Deux miroirs historiques retrouvent leur place au coeur de la capitale

Deux précieux miroirs faisant partie du patrimoine de la ville de Papeete ont été installés dans la salle des mariages de l’hôtel de ville après avoir été entièrement restaurés par des experts métropolitains.

Très attaché à la sauvegarde de l’héritage et du patrimoine municipaux, le maire de Papeete Michel Buillard encourage les opérations de restauration et de préservation des objets d’art, documents et archives constituant la mémoire du Papeete d’autrefois et la richesse de notre capitale.
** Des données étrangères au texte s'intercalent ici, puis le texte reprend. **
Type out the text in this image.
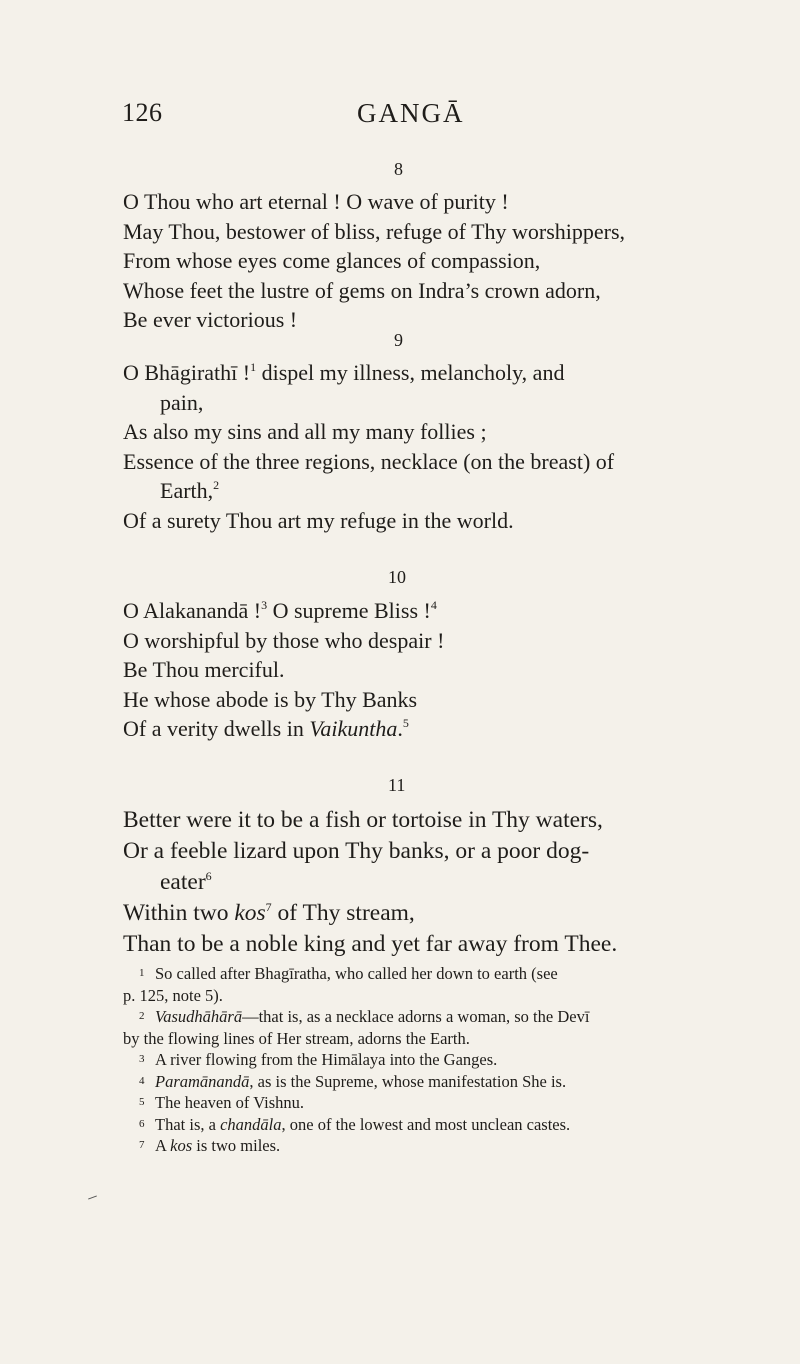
126	GANGĀ
8
O Thou who art eternal ! O wave of purity !
May Thou, bestower of bliss, refuge of Thy worshippers,
From whose eyes come glances of compassion,
Whose feet the lustre of gems on Indra’s crown adorn,
Be ever victorious !
9
O Bhāgirathī !$^1$ dispel my illness, melancholy, and
pain,
As also my sins and all my many follies ;
Essence of the three regions, necklace (on the breast) of
Earth,$^2$
Of a surety Thou art my refuge in the world.
10
O Alakanandā !$^3$ O supreme Bliss !$^4$
O worshipful by those who despair !
Be Thou merciful.
He whose abode is by Thy Banks
Of a verity dwells in Vaikuntha.$^5$
11
Better were it to be a fish or tortoise in Thy waters,
Or a feeble lizard upon Thy banks, or a poor dog-
eater$^6$
Within two kos$^7$ of Thy stream,
Than to be a noble king and yet far away from Thee.
1 So called after Bhagīratha, who called her down to earth (see
p. 125, note 5).
2 Vasudhāhārā—that is, as a necklace adorns a woman, so the Devī
by the flowing lines of Her stream, adorns the Earth.
3 A river flowing from the Himālaya into the Ganges.
4 Paramānandā, as is the Supreme, whose manifestation She is.
5 The heaven of Vishnu.
6 That is, a chandāla, one of the lowest and most unclean castes.
7 A kos is two miles.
Datant du milieu du dix-neuvième siècle et de style Louis-Philippe, ces deux imposants miroirs de 1,55 mètre de haut sur 84 centimètres de large furent longtemps exposés dans la salle du conseil municipal de l’ancienne mairie. Après l’incendie de celle-ci dans les années 1970, ils trouvèrent leur place dans la salle des mariages avant de finir au magasin des archives en raison de leur état de dégradation. Ils ont été confiés aux bons soins de Florent et Marie Dubost de l’Atelier de la Feuille d’or à Paris. Ces deux experts en restauration de mobilier et d’objets d’art se sont tout spécialement déplacés jusqu’à Papeete en avril 2018 pour procéder à leur remise en état. Dépoussiérage des surfaces, vérification de la structure en bois, retrait des repeints, comblement des lacunes ou encore retouches de dorure et restitution des décors de la partie basse ont nécessité plus de cent heures de travail.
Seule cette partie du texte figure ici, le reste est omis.